What Is a Data Fabric and How Does a Data Catalog Support It?
By John Wills
Published on January 25, 2022
Data fabric is now on the minds of most data management leaders. In our previous blog, Data Mesh vs. Data Fabric: A Love Story, we defined data fabric and outlined its uses and motivations. As a reminder, here’s Gartner’s definition of data fabric:
“A design concept that serves as an integrated layer (fabric) of data and connecting processes. A data fabric utilizes continuous analytics over existing, discoverable, and inferred metadata assets to support the design, deployment, and utilization of integrated and reusable data across all environments, including hybrid and multi-cloud platforms.”
In this blog, we will focus on the “integrated layer” part of this definition by examining each of the key layers of a comprehensive data fabric in more detail.

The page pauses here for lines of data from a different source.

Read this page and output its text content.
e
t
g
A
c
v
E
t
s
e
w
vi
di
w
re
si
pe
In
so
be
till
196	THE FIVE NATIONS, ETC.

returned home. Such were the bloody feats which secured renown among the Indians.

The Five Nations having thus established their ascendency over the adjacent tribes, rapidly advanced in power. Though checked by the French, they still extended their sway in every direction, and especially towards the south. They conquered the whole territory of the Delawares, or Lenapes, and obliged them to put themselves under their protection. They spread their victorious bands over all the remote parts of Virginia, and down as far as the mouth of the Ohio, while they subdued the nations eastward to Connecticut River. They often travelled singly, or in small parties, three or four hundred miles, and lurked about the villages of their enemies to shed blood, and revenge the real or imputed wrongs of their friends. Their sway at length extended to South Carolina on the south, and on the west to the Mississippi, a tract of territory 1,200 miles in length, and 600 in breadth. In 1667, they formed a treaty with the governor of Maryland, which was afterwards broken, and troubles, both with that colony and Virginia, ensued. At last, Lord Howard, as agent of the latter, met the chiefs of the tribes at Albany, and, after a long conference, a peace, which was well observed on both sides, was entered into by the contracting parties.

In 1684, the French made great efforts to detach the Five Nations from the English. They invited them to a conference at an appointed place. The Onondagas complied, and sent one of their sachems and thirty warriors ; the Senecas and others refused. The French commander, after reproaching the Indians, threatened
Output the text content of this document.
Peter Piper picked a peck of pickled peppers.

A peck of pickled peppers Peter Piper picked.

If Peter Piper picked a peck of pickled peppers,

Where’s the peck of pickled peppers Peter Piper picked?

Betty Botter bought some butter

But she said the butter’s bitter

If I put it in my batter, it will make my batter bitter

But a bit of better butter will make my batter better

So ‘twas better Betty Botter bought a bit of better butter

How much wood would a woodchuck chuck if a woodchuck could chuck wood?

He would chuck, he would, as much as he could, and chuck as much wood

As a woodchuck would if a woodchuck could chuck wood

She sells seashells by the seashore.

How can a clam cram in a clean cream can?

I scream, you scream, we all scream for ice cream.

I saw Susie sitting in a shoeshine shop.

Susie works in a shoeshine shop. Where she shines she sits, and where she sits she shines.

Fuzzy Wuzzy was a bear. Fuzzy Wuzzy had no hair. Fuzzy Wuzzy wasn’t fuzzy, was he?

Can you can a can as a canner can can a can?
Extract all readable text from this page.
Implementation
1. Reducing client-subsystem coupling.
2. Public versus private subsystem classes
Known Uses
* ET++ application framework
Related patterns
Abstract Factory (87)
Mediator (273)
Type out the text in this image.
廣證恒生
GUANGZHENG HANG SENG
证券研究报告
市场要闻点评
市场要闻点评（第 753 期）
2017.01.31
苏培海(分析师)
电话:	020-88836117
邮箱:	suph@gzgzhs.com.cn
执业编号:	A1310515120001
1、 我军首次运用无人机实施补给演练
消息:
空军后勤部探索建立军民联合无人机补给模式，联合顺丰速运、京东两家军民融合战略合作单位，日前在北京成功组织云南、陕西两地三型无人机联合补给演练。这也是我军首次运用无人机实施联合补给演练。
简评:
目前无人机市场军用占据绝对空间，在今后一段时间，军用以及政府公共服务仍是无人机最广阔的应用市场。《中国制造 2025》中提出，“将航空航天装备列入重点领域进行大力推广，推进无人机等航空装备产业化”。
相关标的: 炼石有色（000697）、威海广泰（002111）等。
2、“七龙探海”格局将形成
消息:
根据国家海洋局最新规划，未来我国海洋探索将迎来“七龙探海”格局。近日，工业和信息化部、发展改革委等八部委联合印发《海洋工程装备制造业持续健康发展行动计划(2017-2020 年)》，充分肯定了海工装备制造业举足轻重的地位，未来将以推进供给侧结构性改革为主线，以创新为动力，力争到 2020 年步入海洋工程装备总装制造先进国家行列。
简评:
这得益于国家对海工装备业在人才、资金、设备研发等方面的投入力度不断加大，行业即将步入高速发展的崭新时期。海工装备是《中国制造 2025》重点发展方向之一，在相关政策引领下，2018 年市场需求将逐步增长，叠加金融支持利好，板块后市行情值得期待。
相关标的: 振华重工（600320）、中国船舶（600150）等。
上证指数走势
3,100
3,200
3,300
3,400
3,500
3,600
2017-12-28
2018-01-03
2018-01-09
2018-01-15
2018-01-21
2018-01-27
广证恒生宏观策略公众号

Using this diagram as our guide, this blog will deep-dive into each layer of the data fabric, starting with the data catalog. Our goal is to demonstrate the foundational role of the data catalog, and how it influences the higher corresponding layers that form an effective data fabric.
Data Catalog: To access and represent all metadata types
Gartner starts with the foundation of the data fabric, the data catalog. The data catalog supports the identification, collection, and analysis of all data sources as well as all types of metadata, including “technical, business, operational, and social” (more on “social” in a moment). I would caution against breezing past this, as there are some important nuances.
One nuance is that the data catalog is more than a modern-day data dictionary; it goes beyond basic dictionary features, like names for technical metadata, data types, keying, and constraints.
In a practical sense, a modern data catalog should capture a broad array of metadata that also serves a broader array of consumers. In concrete terms, that includes metadata for a broad array of asset classes, such as BI reports, business metrics, business terms, domains, functional business processes, and more. This is a key component of active data governance. These capabilities are also key for a robust data fabric.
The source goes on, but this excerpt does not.